Patho-anatomy/physiology

AC is characterized by a thickened, tight glenohumeral joint capsule with adhesions obliterating the axillary fold. The fibrotic capsule adheres to itself and to the anatomic neck of the humerus. This leads to a minimal synovial fluid in the joint, and overall joint volume is diminished. Normal shoulder joint volumetric capacity ranges between 28 to 35 mL of injected fluid, whereas in AC, the joint accepts only 5 to 10 mL.1,3

Disease progression including natural history, disease phases or stages, disease trajectory (clinical features and presentation over time)

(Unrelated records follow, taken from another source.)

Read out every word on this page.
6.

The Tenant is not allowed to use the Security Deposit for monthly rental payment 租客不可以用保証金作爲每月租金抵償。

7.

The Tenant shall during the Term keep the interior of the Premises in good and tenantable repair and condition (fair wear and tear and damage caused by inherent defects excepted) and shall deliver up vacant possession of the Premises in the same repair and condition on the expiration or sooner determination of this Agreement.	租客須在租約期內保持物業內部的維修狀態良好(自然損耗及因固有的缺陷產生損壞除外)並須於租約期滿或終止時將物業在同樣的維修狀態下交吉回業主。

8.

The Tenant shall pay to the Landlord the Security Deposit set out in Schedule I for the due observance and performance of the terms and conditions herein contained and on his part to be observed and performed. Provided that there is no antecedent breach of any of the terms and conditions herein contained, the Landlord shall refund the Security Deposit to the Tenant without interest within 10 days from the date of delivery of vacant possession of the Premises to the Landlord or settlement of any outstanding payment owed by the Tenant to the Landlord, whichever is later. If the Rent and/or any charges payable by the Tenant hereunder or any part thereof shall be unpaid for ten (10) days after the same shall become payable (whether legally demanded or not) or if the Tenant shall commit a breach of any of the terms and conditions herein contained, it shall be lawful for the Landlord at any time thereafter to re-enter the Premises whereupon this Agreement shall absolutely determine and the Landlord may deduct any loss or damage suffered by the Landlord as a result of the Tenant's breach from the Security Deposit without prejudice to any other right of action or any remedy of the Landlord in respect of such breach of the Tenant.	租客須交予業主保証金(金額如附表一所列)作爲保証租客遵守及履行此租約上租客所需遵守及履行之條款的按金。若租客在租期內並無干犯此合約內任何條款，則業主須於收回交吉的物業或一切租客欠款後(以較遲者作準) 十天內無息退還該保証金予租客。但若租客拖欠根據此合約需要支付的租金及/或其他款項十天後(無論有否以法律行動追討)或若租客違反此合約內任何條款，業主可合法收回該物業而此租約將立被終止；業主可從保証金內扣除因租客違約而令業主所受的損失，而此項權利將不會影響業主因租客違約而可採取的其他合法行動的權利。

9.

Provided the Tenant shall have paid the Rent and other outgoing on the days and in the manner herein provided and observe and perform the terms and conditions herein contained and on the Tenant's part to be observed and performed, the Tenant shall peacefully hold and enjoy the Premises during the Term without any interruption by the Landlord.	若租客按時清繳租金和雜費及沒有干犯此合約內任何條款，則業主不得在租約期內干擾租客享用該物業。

Based on the arthroscopic appearance of the joint capsule, four stages of disease have been described as it progresses from capsular inflammation to fibrosis1:

  1. Stage 1 (Preadhesive Stage) – consists of a fibrinous inflammatory synovitic reaction without adhesion formation. Patients typically have full ROM but report pain, usually at night. Symptoms are nonspecific, and often misdiagnosed.
  2. Stage 2 – is marked by acute adhesive synovitis with proliferation of the synovium leading to early formation of adhesions. Pain is the more prominent feature with active and passive movement, and there is mild loss in the ROM.
  3. Stage 3 (Maturation stage) – There is less pain than in the first 2 stages; However, passive and active ROM is significantly restricted.
  4. Stage 4 (Chronic stage) – Patients may have painless, limited ROM but pain occurs when the arm is suddenly moved beyond the limits of the scarred capsule.

Specific secondary or associated conditions and complications

Patients with AC demonstrate significant increases in scapular upward rotation on the affected side as compared to their nonaffected side. Secondary conditions might include cervical pain or thoracic pain.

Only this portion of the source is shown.